It’s Time to Move beyond Reactive Event Management

A Brief History of Infrastructure Monitoring

Infrastructure monitoring can be simply defined as watching computer systems with software to make sure that they are working properly. Monitoring software has been around for as long as business critical tasks have been performed on the computer.

Back before clouds, virtualization, containers, distributed applications, n-tier applications, and microservices, the IT architecture was simple. An application ran on one or more dedicated servers. Other than the operating system, the application was the only thing important running on that server.

Multiple monitoring tools are typically deployed, and the alerts from these tools as well as the events from the entire underlying infrastructure were generally fed into an event management system.

Today’s State of Affairs

As opposed to the simple one-to-one relationships between applications and infrastructure, modern applications and their supporting environments could not be more complex. As shown in the image below, the application stack is now highly distributed, diverse, rapidly changing, and often running in multiple clouds.

  • Shifts in application architecture – In order to be able to evolve digital services more quickly and frequently, the applications are being broken into microservices where each individual function runs in its own container.

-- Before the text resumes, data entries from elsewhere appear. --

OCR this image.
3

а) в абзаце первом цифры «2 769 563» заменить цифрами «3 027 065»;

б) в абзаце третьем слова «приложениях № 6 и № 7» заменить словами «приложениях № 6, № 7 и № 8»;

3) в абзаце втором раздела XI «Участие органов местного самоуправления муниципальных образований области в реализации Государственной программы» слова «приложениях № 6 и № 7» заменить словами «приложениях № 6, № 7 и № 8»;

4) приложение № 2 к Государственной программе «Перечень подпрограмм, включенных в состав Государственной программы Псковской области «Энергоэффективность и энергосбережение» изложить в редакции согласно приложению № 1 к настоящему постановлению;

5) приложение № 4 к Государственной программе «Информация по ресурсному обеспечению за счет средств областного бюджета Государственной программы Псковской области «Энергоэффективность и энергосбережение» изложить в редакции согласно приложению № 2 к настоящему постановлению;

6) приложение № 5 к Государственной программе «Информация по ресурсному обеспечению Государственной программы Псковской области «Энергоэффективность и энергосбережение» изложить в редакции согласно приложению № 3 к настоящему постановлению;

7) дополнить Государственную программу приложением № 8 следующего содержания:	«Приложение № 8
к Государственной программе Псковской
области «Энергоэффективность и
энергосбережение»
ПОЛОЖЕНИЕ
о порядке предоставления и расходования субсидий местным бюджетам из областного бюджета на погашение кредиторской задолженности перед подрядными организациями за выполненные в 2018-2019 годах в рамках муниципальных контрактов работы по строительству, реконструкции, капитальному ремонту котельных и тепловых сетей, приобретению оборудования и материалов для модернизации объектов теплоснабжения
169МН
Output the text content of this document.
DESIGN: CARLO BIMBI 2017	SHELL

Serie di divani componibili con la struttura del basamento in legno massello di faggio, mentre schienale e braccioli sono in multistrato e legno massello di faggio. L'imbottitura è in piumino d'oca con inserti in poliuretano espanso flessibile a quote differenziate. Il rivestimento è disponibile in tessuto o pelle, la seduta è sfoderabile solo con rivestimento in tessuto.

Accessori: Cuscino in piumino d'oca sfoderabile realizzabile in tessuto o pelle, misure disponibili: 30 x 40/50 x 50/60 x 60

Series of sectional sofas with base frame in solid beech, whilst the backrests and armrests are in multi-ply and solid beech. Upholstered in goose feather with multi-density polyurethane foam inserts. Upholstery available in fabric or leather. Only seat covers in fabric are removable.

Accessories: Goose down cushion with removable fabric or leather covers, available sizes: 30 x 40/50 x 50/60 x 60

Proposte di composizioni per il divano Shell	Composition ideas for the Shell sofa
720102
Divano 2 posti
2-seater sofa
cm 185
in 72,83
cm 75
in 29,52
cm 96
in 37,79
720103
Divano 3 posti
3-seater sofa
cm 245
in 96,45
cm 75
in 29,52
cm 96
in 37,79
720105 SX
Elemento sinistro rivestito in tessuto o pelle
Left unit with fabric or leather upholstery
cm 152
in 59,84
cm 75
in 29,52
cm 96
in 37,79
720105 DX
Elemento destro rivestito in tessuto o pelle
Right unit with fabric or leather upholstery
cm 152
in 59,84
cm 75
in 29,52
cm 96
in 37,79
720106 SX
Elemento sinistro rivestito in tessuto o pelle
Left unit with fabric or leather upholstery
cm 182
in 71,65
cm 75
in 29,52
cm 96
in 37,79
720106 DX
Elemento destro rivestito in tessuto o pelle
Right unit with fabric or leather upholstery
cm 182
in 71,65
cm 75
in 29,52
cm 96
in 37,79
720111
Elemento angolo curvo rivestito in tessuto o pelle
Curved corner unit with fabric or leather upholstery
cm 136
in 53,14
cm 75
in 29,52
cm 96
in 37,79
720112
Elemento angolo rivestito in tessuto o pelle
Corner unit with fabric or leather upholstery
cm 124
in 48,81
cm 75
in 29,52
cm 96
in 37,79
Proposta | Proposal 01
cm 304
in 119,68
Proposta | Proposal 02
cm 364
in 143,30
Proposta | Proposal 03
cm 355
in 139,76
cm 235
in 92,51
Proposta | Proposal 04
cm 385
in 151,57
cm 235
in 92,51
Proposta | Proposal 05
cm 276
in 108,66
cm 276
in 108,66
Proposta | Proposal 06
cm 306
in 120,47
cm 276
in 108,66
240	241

This creates thousands and sometimes hundreds of thousands of individual microservices which are each running in their own containers which then need to be monitored and managed.
  • Accelerated delivery of code in production – The process of getting code into production is being automated as much as possible with continuous improvement/continuous delivery (CI/CD). This facilitates hundreds and sometimes thousands of changes in code in production every day.
  • Many different languages – The variety of tasks that need to be implemented in code, and the need to do more with less skilled developers has driven a proliferation of languages. It is not unusual for one application to be composed of components written in three or more different languages. It’s not just only Java anymore.
  • Many different services and containers – The layer of services which applications rely upon has exploded in complexity and diversity. It used to be simple. A web server like Apache, a Java application server like Tomcat or JBoss, and a database server like Oracle or MYSQL. Now one application might leverage separate application servers for each language, a message bus like Kafka, and multiple databases like MongoDB, Redis, Cassandra, and one or more SQL databases.
  • Proliferation of data architectures – Data architectures are not just the top three SQL databases anymore, but also include a wide variety of NO-SQL databases as well as scale out SQL options and Graph datastores.
  • Everything virtualized – All of the resources (compute, memory, networking, and storage) are all virtualized which means that both the virtual and physical instances of all these resources need to be monitored and managed.
  • Many clouds – There are many cloud options spanning private, hybrid, and public, with most enterprises using a blend of more than one.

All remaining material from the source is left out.